Nineteen-year-old Nate Colley has become a millionaire by developing 'Fisch,' a popular fishing game on the Roblox platform. He currently earns $400,000 a month through player spending and advertising royalties from brands like Lego and Walmart. His story illustrates how user-generated content platforms are providing unprecedented financial opportunities for young digital creators.
Key Points
- Nate Colley created 'Fisch' on Roblox to fill a niche he found missing in other games.
- The 19-year-old developer now earns $400,000 per month from his creation.
- Major corporations like Walmart and Lego are actively advertising within user-generated Roblox games.
- Roblox's massive 144-million-member ecosystem enables young creators to build significant wealth.
- The platform is blurring the lines between childhood play and professional entrepreneurship.
Sentiment
HN is broadly skeptical and critical of both Roblox as a platform and the Bloomberg article's celebratory framing.
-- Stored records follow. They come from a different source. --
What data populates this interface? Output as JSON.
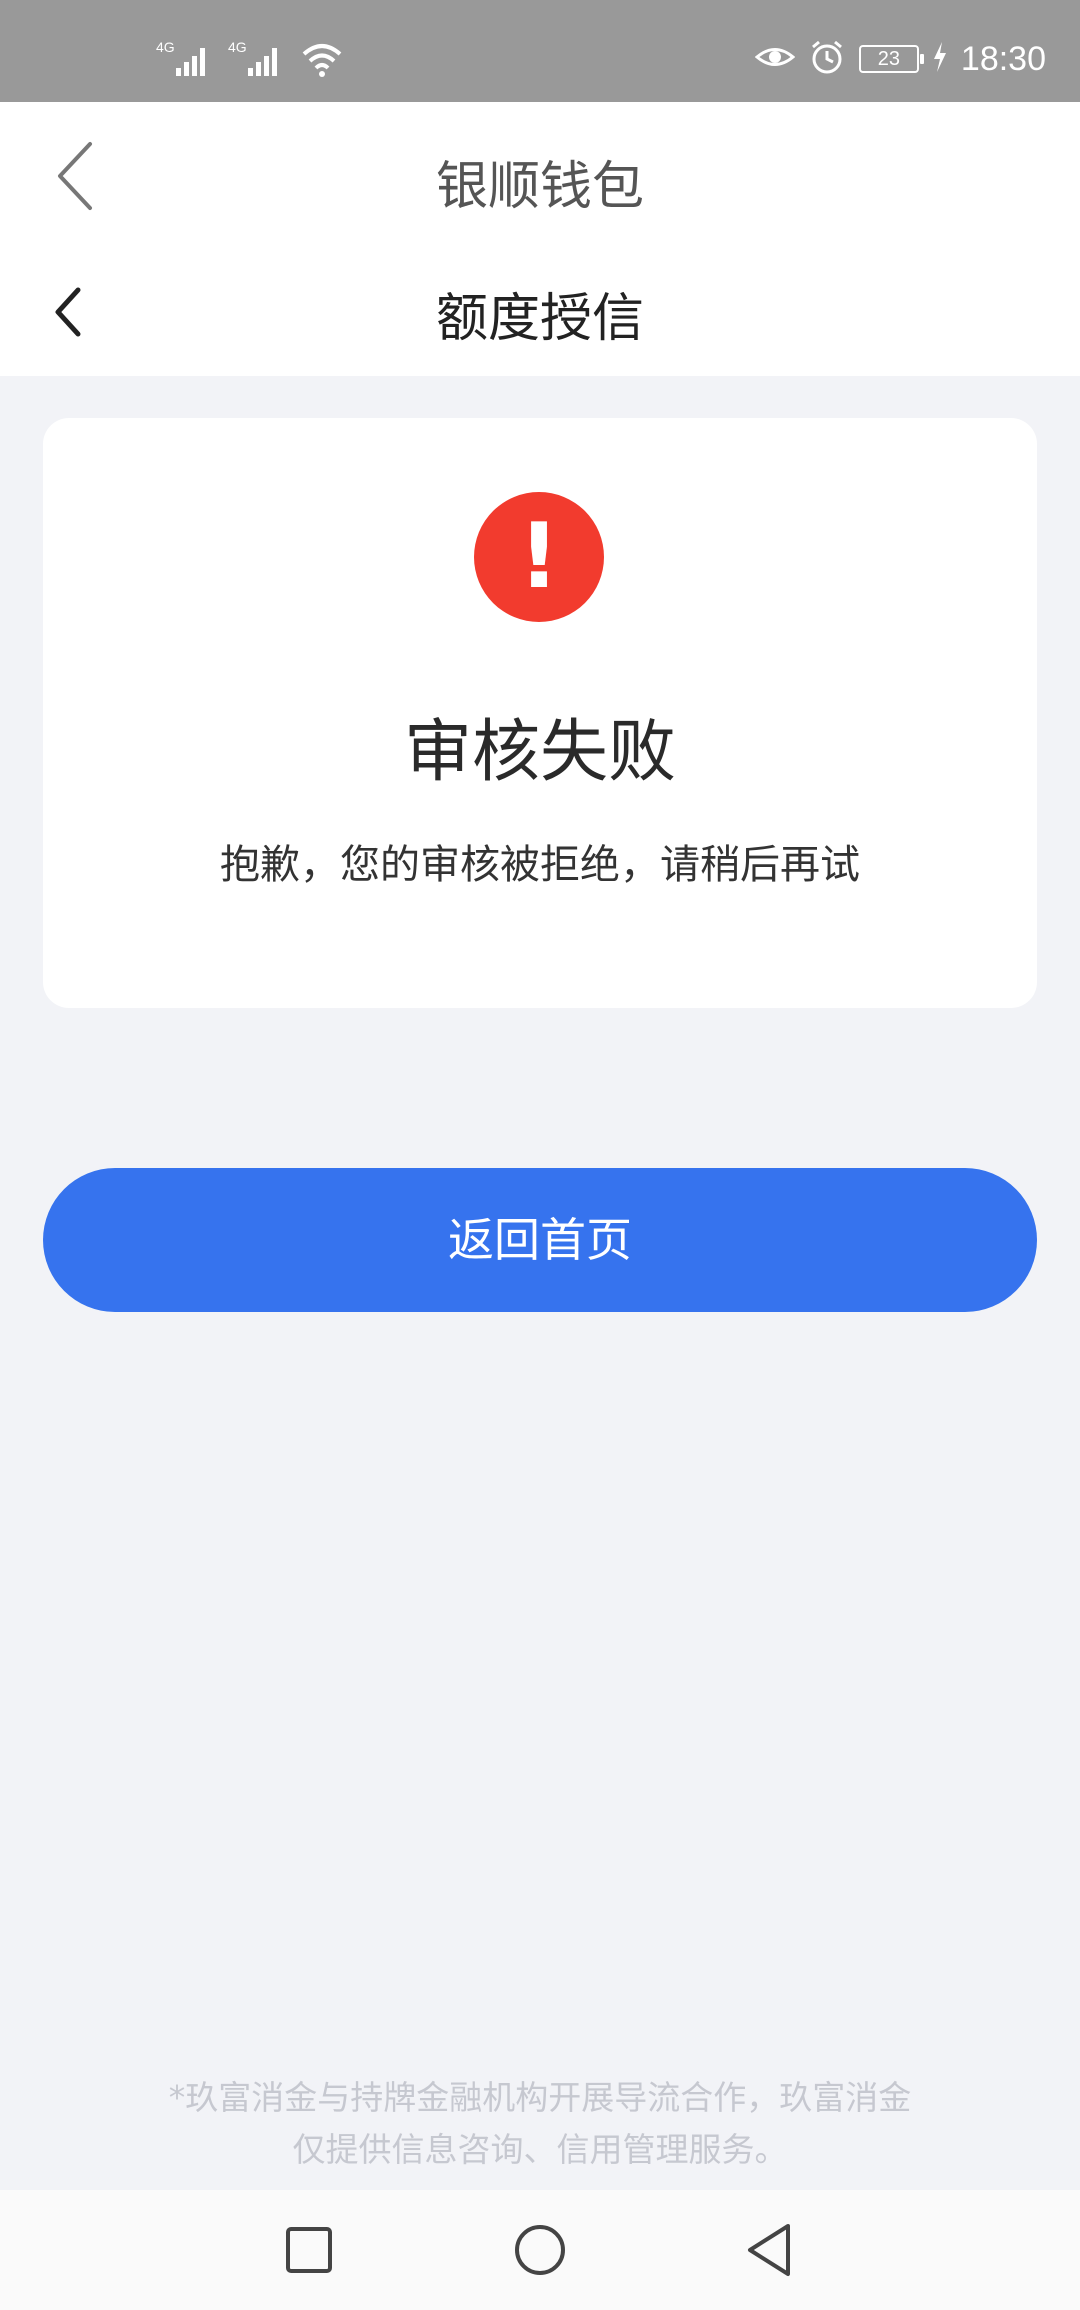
{
  "status_bar": {
    "network_1": "4G",
    "network_2": "4G",
    "battery": "23",
    "time": "18:30",
    "icons": [
      "signal-icon",
      "signal-icon",
      "wifi-icon",
      "eye-icon",
      "alarm-icon",
      "battery-icon",
      "charging-icon"
    ]
  },
  "app_header": {
    "title": "银顺钱包",
    "back_icon": "chevron-left-icon"
  },
  "page_header": {
    "title": "额度授信",
    "back_icon": "chevron-left-icon"
  },
  "result_card": {
    "icon": "exclamation-icon",
    "icon_glyph": "!",
    "icon_color": "#f23b2e",
    "title": "审核失败",
    "message": "抱歉，您的审核被拒绝，请稍后再试"
  },
  "actions": {
    "home_button": "返回首页",
    "accent_color": "#3673ee"
  },
  "disclaimer": {
    "line1": "*玖富消金与持牌金融机构开展导流合作，玖富消金",
    "line2": "仅提供信息咨询、信用管理服务。"
  },
  "system_nav": {
    "icons": [
      "recents-square-icon",
      "home-circle-icon",
      "back-triangle-icon"
    ]
  }
}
While commenters acknowledge the platform's genuine scale and that a small number of creators do earn significant income, the overall community view is that Roblox exploits its primarily child user base through unfavorable economics, dark patterns, and inadequate child safety measures. The few defenders of Roblox's model — including at least one experienced Roblox developer — provide detailed technical rebuttals but fail to shift the dominant skeptical tone.
In Agreement
- Roblox has created genuine opportunities for young developers — several users share first-hand experience earning meaningful income on the platform.
- The platform's scale is legitimately staggering, with some games reaching tens of millions of concurrent players, far surpassing Minecraft servers and rivaling Steam's top titles.
- Roblox lowers the barrier to entry for game development to nearly zero — free multiplayer hosting, scaling, moderation, and cross-platform distribution teach real coding skills without upfront cost.
- Creator Rewards and engagement-based payouts mean even small games earn passive residual income, which is genuinely valuable for kids learning development.
- Historical parallels show that young entrepreneurs have always found ways to monetize in gaming ecosystems (RuneScape, MySpace, WC3 custom maps), and Roblox continues that tradition at much greater scale.
- Roblox's easy setup and tiny download size give it a decisive platform advantage over competitors like Minecraft and Fortnite, especially on mobile devices used by children.
Opposed
- The creator economics are deeply unfavorable: the median creator earns approximately 19 cents per year, and only a tiny fraction of millions of creators ever qualify to cash out earnings.
- Roblox takes a cut that critics calculate as 72-75% of real-world money, using opaque 'Hollywood accounting' to present a more favorable-sounding 67% figure that conflates infrastructure costs with developer earnings.
- The article engages in survivorship bias by celebrating a statistical outlier without mentioning that success requires expensive platform advertising or years of grind against millions of competing titles.
- Roblox's Robux currency has deliberately asymmetric buy/sell exchange rates (users pay more per Robux than developers receive upon cashing out), which critics compare to 'company scrip' or a company store dynamic.
- Roblox is a platform built on children yet has a troubling child safety record, with critics arguing it is the primary connection point for predators who then move conversations to Discord.
- The platform uses casino-like dark patterns — loot boxes, addictive mechanics, and spend-to-win prompts — deliberately engineered to extract money from children who cannot adequately evaluate these tactics.
- Roblox's CEO has publicly expressed interest in adding prediction markets ('gambling') to the platform and described it as a 'brilliant idea,' raising serious concerns about corporate priorities.
- Success requires paying Roblox to advertise your game; without this, discoverability is nearly impossible, meaning the walled garden further enriches the platform at the creator's expense.